I wish to quote, as an antidote, or at least as an answer to some of the wild statements with which Deputy Dr. Browne adorned his speech in introducing the Bill, the following extract from the Report of the Advisory Committee to the Surgeon General of the Public Health Service of the United States of America, page 193.
Throughout this evaluation, it has been recognised that a casual hypothesis for the cigarette smoking-lung cancer relationship does not exclude other factors. This is attested to by the fact that a small but not insignificant percentage of cases of lung cancer does occur among non-smokers. Some estimates in retrospective studies and most of the prospective studies indicate that approximately 10 per cent of the lung cancer cases are in non-smokers. Doll has provided a higher estimate of 20 per cent. Furthermore, the inability to account for the higher lung cancer incidence in the lower economic classes entirely by disparities in smoking habits, which do exist, does imply other causal factors.

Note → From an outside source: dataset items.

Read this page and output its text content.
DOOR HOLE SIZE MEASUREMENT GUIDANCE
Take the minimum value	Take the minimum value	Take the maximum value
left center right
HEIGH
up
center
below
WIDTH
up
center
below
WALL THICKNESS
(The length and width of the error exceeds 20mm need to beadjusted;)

Not only did Deputy Dr. Browne throw great stress upon the association of lung cancer with cigarette smoking, but he also referred in the same alarming terms to the association which is presumed to exist between smoking and bronchitis. Referring to bronchitis, the report of the Royal College of Physicians of London, another authoritative document, reads, and I quote from page 30:
The strong association between smoking, especially cigarette smoking, and the incidence of chronic bronchitis does not necessarily mean that cigarette smoking is the chief cause or the only cause of the disease. There is ample evidence implicating other factors.
On page 34 the same report contains a table indicating the death rates per 100,000 persons from coronary disease amongst British doctors in relation to their smoking habits. This table indicates, for example, that in the age group 55 to 64 years, the death rate from coronary disease per 100,000 was, for non-smokers, 734 and for smokers of from one to 14 cigarettes per day, 850. For smokers of from 15 to 24 cigarettes per day, there is a drastic decline to 541 and for smokers of 25 or more cigarettes per day, the death rate was 820. It seems to me that those figures present a rather puzzling complex. Let me repeat them. In the age group 55 to 64 years, deaths amongst doctors from coronary heart disease per 100,000 were as follows: non-smokers, 734; smokers of one to 14 cigarettes per day, 850; smokers of 15 to 24 cigarettes per day, 541; smokers of 25 or more cigarettes per day, 820.
The remarkable thing about this table is that in that particular age group the mortality rate among the heaviest smokers is a little less than among the lighter smokers and not 14 per cent more than in the case of the non-smoker. He would be very glib who would try to make scientific deductions from these figures with the same assurance as Deputy Dr. Browne did as to the relationship between smoking and lung cancer.